Member of the Constitutional Court
- In office 1923–1925

Personal details
- Born: 3 May 1861 Posen, Province of Posen, Prussia (Poznań, Poland)
- Died: 9 May 1944 (aged 83) Ascona, Switzerland
- Spouse(s): Cornelia Zeller Emilie Vogel
- Occupation: Jurist, lawyer

= Wolfgang Heine =

German jurist and social democratic politician

Wolfgang Heine (3 May 1861 – 9 May 1944) was a German jurist and social democratic politician. Heine was a member of the Imperial parliament and the Weimar National Assembly, he served as Minister President of the Free State of Anhalt and Prussian Minister of the Interior and Justice.

==Biography==
Heine was born in Posen, Province of Posen, Kingdom of Prussia (Poznań, Poland) to Otto Heine, a grammar school teacher at the Maria-Magdalena-Gymnasium in Breslau (Wrocław, Poland), and Meta née Bormann. He attended school in Weimar, Hirschberg (Jelenia Góra) and Breslau, and studied natural sciences and law at the Universities of Breslau, Tübingen and Berlin. He worked as a lawyer in Berlin and joined the SPD in 1884.

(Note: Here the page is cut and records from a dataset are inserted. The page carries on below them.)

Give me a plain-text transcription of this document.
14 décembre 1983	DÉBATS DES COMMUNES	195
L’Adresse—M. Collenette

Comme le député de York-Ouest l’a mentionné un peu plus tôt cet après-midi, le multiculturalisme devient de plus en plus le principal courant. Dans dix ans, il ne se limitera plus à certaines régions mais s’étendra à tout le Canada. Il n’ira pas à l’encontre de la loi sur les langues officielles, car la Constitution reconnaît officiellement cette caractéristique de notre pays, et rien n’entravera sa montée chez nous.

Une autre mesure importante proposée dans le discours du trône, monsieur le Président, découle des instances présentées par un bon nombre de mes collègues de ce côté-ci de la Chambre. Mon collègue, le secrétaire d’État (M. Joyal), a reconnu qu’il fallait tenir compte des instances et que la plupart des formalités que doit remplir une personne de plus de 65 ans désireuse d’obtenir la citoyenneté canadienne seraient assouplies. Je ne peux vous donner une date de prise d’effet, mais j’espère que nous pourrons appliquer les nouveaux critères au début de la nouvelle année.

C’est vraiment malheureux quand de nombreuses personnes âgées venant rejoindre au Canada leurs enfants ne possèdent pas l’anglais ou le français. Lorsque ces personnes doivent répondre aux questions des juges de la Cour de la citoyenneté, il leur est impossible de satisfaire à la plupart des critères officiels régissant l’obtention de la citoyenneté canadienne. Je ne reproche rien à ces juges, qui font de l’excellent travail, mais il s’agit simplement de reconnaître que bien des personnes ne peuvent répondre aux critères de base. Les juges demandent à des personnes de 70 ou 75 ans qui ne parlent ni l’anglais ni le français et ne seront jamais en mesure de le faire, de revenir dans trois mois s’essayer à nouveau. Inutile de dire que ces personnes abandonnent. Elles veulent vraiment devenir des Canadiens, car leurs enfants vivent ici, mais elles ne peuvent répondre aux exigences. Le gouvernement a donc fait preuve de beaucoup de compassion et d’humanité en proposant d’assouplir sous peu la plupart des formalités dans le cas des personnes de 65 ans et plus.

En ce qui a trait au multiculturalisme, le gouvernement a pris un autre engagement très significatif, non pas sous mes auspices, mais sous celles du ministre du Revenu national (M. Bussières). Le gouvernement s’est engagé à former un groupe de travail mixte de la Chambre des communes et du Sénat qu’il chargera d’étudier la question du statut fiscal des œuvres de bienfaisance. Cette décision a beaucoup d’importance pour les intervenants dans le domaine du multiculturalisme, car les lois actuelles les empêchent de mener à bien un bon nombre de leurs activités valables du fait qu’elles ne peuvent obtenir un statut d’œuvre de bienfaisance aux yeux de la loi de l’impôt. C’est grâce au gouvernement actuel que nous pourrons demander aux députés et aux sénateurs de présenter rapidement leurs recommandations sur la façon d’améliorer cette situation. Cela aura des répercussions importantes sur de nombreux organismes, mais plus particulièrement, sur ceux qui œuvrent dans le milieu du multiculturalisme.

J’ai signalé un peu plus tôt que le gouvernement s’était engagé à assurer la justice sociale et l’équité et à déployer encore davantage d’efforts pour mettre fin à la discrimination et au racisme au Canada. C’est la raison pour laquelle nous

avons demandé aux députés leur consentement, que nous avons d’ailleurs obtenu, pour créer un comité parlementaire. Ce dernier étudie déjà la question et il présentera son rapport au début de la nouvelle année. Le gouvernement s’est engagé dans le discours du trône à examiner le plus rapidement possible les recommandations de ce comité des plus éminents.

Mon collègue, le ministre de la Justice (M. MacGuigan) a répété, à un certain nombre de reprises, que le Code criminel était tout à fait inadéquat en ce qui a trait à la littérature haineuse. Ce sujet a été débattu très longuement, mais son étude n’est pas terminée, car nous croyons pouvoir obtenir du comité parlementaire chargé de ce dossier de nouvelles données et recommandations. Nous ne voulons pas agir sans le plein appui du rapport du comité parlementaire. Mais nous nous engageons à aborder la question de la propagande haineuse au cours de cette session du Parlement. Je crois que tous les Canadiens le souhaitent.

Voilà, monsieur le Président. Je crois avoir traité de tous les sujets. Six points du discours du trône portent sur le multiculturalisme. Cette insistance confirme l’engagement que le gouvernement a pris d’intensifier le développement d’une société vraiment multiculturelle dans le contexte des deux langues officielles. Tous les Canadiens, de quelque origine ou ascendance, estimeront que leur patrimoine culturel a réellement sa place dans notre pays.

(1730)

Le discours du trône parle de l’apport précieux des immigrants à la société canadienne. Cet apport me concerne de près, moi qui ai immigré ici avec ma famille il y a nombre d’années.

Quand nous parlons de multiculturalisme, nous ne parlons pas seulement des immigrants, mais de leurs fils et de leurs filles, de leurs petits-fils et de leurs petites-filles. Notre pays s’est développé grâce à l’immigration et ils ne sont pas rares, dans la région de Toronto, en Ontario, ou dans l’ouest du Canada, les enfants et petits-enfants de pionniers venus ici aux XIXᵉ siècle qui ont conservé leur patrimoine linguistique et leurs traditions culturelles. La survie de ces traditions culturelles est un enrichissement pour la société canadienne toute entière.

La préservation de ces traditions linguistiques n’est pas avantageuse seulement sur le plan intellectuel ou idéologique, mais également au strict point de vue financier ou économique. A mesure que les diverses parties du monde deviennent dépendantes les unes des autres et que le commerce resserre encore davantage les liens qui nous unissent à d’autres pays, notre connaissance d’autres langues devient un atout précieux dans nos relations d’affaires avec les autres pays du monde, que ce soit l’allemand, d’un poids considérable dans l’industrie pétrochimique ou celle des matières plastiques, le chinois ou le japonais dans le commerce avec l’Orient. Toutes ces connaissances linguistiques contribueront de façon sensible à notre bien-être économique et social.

He was elected a member of the Reichstag in 1898, initially representing Berlin and from 1912 on representing the constituency of Anhalt. After World War I Heine became Minister President of the Free State of Anhalt, Prussian Minister of the Interior and Prussian Minister of Justice.

Heine was criticized for his attempt to negotiate during the Kapp Putsch of March 1920 and lost his position in the Prussian government. From 1923 to 1925 he was a judge at the German Constitutional Court (Staatsgerichtshof) and continued to work as a lawyer in Berlin.

At the beginning of the Nazi regime, Heine fled to Switzerland and died in Ascona.